Así que los convencidos nos juntamos en un hostel céntrico, el punto "a" de una aventura de la que no sabíamos casi nada (caballos, sí; montañas, sí) salvo que el boca a boca e internet puntuaba como "excelente".
Atajo #1: Sólo el guía, repasa ese recorrido gepeseado -casi 200 kilómetros a tracción a sangre, por un circuito que, en un punto, nos hará pisar suelo chileno- atravesando riscos, cascadas, vegas y glaciares, sin señal humana alguna. El grupo, de entrada, resultó ecléctico: una pareja viajera del interior de Buenos Aires, una profe de gimnasia, un traumatólogo, un barcelonés decidido a escalar, una abogada y una periodista. Casi todos, inexpertos o nulos en cuestiones equinas. "El 95% de las personas que llegan acá no han montado nunca", tranquiliza el guía, "pero ojo: muchos terminan convertidos en jinetes al final". Y ésa, fue la primera verdad que nos dijo.

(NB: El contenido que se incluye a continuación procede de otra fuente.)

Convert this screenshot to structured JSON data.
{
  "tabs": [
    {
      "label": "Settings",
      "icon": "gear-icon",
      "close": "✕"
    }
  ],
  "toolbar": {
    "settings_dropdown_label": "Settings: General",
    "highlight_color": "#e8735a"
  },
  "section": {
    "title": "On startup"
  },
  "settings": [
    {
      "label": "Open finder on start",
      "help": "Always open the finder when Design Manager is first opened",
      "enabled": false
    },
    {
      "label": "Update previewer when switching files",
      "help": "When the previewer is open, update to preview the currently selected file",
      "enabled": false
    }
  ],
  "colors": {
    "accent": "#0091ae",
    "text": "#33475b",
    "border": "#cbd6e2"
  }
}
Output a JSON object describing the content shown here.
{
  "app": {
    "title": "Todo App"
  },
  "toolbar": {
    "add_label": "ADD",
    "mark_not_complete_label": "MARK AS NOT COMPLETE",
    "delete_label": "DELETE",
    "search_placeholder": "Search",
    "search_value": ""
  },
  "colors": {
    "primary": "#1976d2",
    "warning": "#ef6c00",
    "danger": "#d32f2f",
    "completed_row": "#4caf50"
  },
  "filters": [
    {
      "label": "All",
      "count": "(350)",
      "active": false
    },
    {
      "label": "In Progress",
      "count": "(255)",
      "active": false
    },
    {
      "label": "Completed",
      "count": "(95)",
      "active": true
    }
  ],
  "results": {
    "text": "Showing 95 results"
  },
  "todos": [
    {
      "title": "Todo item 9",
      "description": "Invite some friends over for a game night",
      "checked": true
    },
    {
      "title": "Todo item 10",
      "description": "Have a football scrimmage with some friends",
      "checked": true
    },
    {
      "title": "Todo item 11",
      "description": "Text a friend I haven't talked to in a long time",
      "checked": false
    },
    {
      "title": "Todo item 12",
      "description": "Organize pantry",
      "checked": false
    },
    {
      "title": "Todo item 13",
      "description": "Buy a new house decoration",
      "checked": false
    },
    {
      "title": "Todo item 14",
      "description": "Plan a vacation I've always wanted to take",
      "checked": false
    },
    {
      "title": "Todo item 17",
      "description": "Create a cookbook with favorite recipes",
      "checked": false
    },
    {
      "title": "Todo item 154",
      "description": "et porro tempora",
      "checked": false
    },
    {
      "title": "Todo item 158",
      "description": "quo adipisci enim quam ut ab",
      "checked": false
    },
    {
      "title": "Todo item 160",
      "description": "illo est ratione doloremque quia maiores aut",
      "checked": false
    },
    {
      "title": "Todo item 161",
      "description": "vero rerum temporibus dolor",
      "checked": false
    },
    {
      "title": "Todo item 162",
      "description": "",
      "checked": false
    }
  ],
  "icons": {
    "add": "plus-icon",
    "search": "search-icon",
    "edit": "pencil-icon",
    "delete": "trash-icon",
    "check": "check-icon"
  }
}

Empanadas, transfer y a ensillar en Las Loicas. "¿Por qué no tengo una visión de 360°?, suspira una viajera al trepar el primer cerro del oeste. Cierto: al cabo de tres horas de cabalgata, llegando a la Vega de Los Pacos, todo lo conocido se desvanece. Digamos: no es la montaña inmensa y árida, tampoco la monotonía del desierto espinoso. Hay, en cambio, un extraño suelo de ceniza blanca y un valle verde intenso donde clanes de caballos pastan en campo abierto. "Son libres", dicen los baqueanos, "aunque tienen dueño". La primera luna, campamento. ¿El cielo? Pues el más limpio de este lado del mundo (por eso, se sabe, está en Malargüe el observatorio Pierre Auger), una fiesta de constelaciones que nos induce a desplegar las bolsas de dormir a la intemperie. Al alba, mate mirando a la tropilla.
"Estamos entrando a la ciudad perdida", dice bajito el guía, acaso sabiendo el deslumbre que despierta esa aldea de piedra en medio de la nada. Rocas cambiantes por la acción del agua y del viento. Suerte de arrecife de altura. "Sí...quiero una vista de 360". Cerca, tendríamos el primer gran momento adrenalínico de la cabalgata. "Los que no se animen, sigan por el sendero", grita de pronto al frente. "Los que sí, me siguen". Todos, menos uno y los cargueros, nos lanzamos a la bajada del Trolón (unos 800 metros de descenso por un declive algo mayor a 45° sobre pura ceniza volcánica), y sepultamos el vértigo y el hielo ahí mismo. El valle fue sumando belleza y felicidad: chistes, fogata, un fondo de cascada y un diseño de bardas a cada lado del río. "¿Y nunca te aburriste?", pregunta un amigo que oye el relato. ¡Cómo! Imaginate un paisaje que cambia a cada paso (de hecho, nunca es igual, ya que en muchos tramos predomina la roca erosionable, formando estructuras que simulan las orgánicas, memoria de lo que alguna vez fue lecho marino). De a ratos, uno, dos cóndores. Un águila mora. Unos cuantos chingolos al ras de los caballos. Trotecito hasta llegar al punto más alto de la excursión (2.935 mts) donde se alza el hito del límite entre Argentina y Chile. "Fíjense que estamos cabalgando sobre un glaciar", señala Alaniz. Sí, es nieve, también debajo de la ceniza cuarteada. Atajo #2: A 40 kilómetros del hito, se halla al paso de El Planchón, uno de los 5 pasos cordilleranos que utilizó el Ejército Libertador. Desde allí, se avistan los volcanes Planchón y Peteroa. "¿Galopamos?" La adrenalina crece entre el grupo que ya se siente uno con su caballo. Al cabo vamos volviendo al valle del Trolón, que, además, guardaba en su extremo una cascada perfecta. Energía para un día de siete horas de montura. "Ah, 360... para ver en panorámica las cascadas, el Pichi Trolón, los arroyos, las cuevas". Incluso la "Cueva del castronero", a la que nos dirigimos despacio.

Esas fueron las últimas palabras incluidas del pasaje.